Metroed back to our apartment for lunch and some fabulously cold champagne that we had bought the day before at the corner supermarket (and cold it definitely was – we think the fridge may be set too high, but there is no such thing as too cold champagne so we didn’t mess with it – although nearly frozen tomatoes are no fun). And when we say ‘champagne’ we mean sparkling white wine from Hungary.
Had our naps and then checked out one of the huge malls/shopping centres (only 170 shops!). In 2 hours we covered only one floor of the place (well, Nic only covered one floor, John took things a little quicker without wasting time trying on clothes that weren’t bought!). Saw a very politically incorrect clothing shop called ‘Aboriginal’ that had some very dodgy slogans on t-shirts – they thought they were being very trendy and Australian – oops!
Had some Indian takeaway with our Hungarian wine in the flat before heading out for a lovely stroll along the river and a walk over ‘Chain Bridge’ in the twilight. Quite magical and so very beautiful (except for the swarms of insects flying into eyes and mouths crossing the bridge – but the thousands of spiders that had set up camp on the bridge railings were doing their best to rid us of these pests!)
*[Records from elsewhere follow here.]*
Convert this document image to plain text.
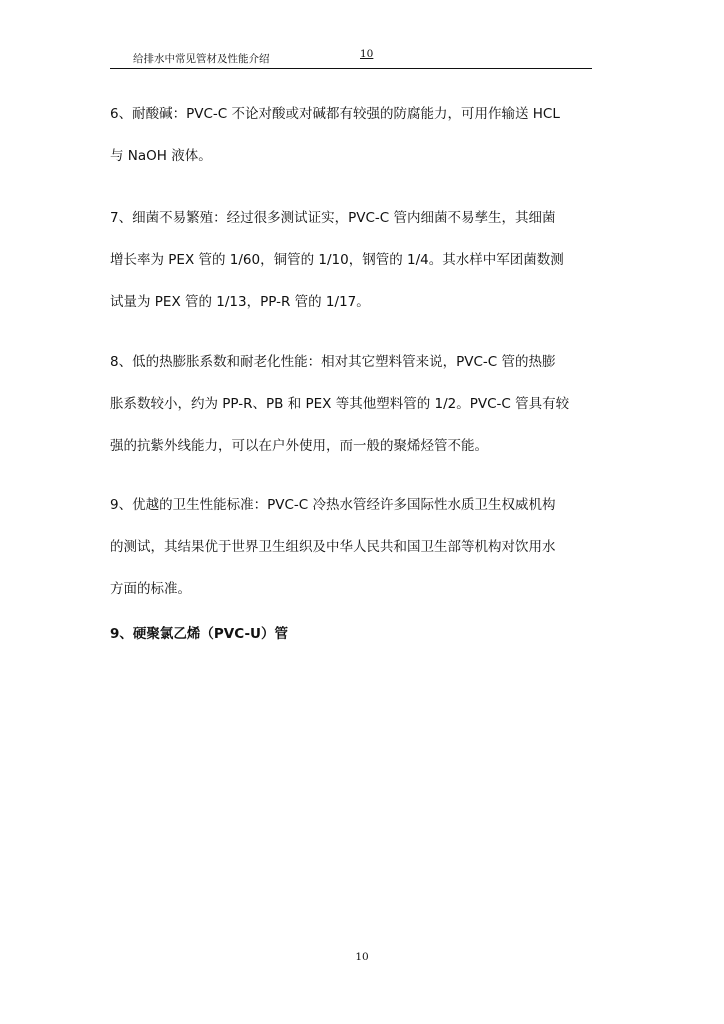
给排水中常见管材及性能介绍	10
6、耐酸碱：PVC-C 不论对酸或对碱都有较强的防腐能力，可用作输送 HCL
与 NaOH 液体。
7、细菌不易繁殖：经过很多测试证实，PVC-C 管内细菌不易孳生，其细菌
增长率为 PEX 管的 1/60，铜管的 1/10，钢管的 1/4。其水样中军团菌数测
试量为 PEX 管的 1/13，PP-R 管的 1/17。
8、低的热膨胀系数和耐老化性能：相对其它塑料管来说，PVC-C 管的热膨
胀系数较小，约为 PP-R、PB 和 PEX 等其他塑料管的 1/2。PVC-C 管具有较
强的抗紫外线能力，可以在户外使用，而一般的聚烯烃管不能。
9、优越的卫生性能标准：PVC-C 冷热水管经许多国际性水质卫生权威机构
的测试，其结果优于世界卫生组织及中华人民共和国卫生部等机构对饮用水
方面的标准。
9、硬聚氯乙烯（PVC-U）管
10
Final full day began with a thwarted attempt to see a communist statue park. We didn’t realise how far out of town it was. After 2 metro rides and one tram ride to the end of the line we discovered it was another 15 minute bus ride (not covered by our pass) and it all became too hard. John did manage to get some very interesting shots of the ‘end of the line’ railway station where the tram stopped – definitely the real Budapest, not the sanitised, westernised tourist version fed to all of us visitors.
Went back to town and instead went to the Central Synagogue (second largest in Europe) located near where the gates to the Ghetto (of 1944-45) once stood. We took a guided tour led by the daughter of two survivors of the Ghetto. She had some very inspiring and moving stories to tell – and the figures and facts never cease to shock and terrify. Amazing to hear tales of such strength and courage, and to see that same fierce pride and true sadness in the tour guide’s eyes mirroring the experiences of her parents. The weight of such things is truly heavy, but somehow gave her strength too.
Went for walks in the city park after lunch and visited Heroes Square (which is really a very fancy skateboard park these days). Pretty fabulous spire with the Archangel Gabrielle atop. Many children around feeding ducks, buying colourful, foil helium balloons and going to the big amusement park with their parents (with a heritage listed merry-go-round!). Decided to go back to the apartment and grab our swimming costumes when we saw Budapest’s biggest public baths and thermal springs – there are many hotels and spas all over the city making the most of these natural hot springs. We didn’t get into the complex until about 5:30pm, but it was still very crowded – can imagine how packed it would’ve been in the heat of the day. Spent a very pleasant hour swanning and swimming around, firstly in the very pleasant 28 degrees pool, then in the 38 degrees pool. Just like a really, really big bath…only we all had swimmers on…thank goodness! Were quite relaxed after this and found it perfect preparation for another good night’s sleep.